Now, on to the book “Kids Are Worth It!” I own it as well and it is awesome. It deals mostly with parenting teens and preteens. The premise of the book is, that all families can be roughly divided into three categories: the brickwall families (over-strict), the jellyfish (over-permissive), and the backbone (golden medium). I strongly recommend this book. Thanks for the plug-ins Emily, keep ‘em coming!
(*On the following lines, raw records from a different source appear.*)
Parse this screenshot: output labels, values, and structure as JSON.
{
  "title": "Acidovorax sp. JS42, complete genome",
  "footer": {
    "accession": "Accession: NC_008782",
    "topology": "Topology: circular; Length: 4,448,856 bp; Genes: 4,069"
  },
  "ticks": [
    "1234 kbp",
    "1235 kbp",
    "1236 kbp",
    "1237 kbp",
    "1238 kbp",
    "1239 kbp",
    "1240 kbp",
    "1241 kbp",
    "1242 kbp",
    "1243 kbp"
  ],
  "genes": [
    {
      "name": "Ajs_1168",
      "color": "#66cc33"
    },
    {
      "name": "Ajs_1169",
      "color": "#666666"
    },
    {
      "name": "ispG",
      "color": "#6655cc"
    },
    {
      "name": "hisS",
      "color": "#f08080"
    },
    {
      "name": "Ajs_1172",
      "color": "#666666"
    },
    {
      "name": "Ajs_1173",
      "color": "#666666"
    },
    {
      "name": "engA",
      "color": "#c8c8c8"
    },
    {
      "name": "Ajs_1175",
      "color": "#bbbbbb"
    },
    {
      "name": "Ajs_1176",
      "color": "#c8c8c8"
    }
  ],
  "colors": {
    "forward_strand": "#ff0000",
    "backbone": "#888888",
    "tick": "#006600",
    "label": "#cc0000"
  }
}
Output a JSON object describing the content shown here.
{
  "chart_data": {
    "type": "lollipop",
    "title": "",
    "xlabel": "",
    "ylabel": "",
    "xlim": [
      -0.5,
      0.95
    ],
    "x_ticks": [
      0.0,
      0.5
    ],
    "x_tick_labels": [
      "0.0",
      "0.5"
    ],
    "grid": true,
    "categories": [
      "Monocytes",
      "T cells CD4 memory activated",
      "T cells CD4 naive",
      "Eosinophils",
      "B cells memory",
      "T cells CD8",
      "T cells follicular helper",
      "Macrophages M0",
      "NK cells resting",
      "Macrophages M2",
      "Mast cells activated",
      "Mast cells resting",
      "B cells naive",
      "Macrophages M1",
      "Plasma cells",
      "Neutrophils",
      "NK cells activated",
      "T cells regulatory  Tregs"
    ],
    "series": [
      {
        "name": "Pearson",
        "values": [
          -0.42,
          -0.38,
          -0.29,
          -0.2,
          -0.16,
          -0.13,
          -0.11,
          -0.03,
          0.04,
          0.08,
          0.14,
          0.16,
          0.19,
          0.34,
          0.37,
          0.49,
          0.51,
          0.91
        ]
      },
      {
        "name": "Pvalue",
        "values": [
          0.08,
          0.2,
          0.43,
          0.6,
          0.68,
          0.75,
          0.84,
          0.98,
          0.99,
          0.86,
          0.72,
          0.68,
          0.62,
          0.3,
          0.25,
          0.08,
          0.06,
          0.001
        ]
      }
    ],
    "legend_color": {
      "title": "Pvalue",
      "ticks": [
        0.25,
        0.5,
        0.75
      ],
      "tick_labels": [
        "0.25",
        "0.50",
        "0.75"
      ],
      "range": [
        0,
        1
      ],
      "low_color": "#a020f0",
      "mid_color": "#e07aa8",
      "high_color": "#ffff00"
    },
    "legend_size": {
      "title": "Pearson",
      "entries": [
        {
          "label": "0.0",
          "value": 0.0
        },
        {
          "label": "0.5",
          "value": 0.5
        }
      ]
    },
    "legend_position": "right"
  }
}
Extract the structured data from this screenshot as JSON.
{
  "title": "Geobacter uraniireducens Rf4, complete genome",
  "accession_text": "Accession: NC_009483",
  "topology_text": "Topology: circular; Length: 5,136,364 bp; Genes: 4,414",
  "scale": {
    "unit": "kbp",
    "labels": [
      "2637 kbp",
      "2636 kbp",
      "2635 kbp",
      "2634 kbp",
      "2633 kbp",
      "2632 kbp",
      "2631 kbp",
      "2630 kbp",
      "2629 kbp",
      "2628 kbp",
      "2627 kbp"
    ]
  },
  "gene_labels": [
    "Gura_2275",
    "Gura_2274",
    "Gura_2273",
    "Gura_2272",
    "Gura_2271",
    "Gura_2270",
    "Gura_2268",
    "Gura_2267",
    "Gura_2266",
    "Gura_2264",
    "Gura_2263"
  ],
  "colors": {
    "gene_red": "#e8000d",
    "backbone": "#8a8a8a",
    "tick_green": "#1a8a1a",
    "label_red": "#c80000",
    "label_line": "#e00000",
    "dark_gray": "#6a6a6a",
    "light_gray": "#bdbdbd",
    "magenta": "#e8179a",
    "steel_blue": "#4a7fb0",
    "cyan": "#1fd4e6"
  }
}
On to the Pearls and “spanking is worth it”. Don’t get me wrong – I’ve been known to smack my kids’ butts quite a few times when they were young. It seemed to work with the younger one, as he was a hyperactive kid that couldn’t be redirected. It didn’t work so well with the older one. After he told me, following one spanking administered by Mr. Goldie, that he hated life and wanted to kill himself, I stopped and told my husband to stop. But bottom line, in general, I don’t see spanking as absolute evil (although I do not see it as an absolute necessity, either!) What I do see as evil, though, is when spanking is elevated to the level of a fine science, with God’s name thrown into the mix. You know the routine – “here’s a list of what you should spank your kids for, here’s how you ought to spank them. Here, buy our plastic rod, they are on sale this week. Oh, and if you don’t do it right, God will smite you for being a bad parent, and your children will grow up to be monsters and serial killers. Jesus loves you, here are our books to help you along, we take all major credit cards!” Now that bothers the heck out of me. Granted, I haven’t read the Pearls. After reading four books by Gary Ezzo, I sort of didn’t feel like reading any more of that kind, ever.
And this brings me to the last part of Emily’s post. The “for now” part. Being a bully that I am, Emily, I’d like to let you know that, if you continue commenting on my posts in this manner, I will actually read “To Train Up a Child” and write a series of posts outlining what I think of it and why. Judging from the few excerpts I’ve seen online, it is going to be a fun read!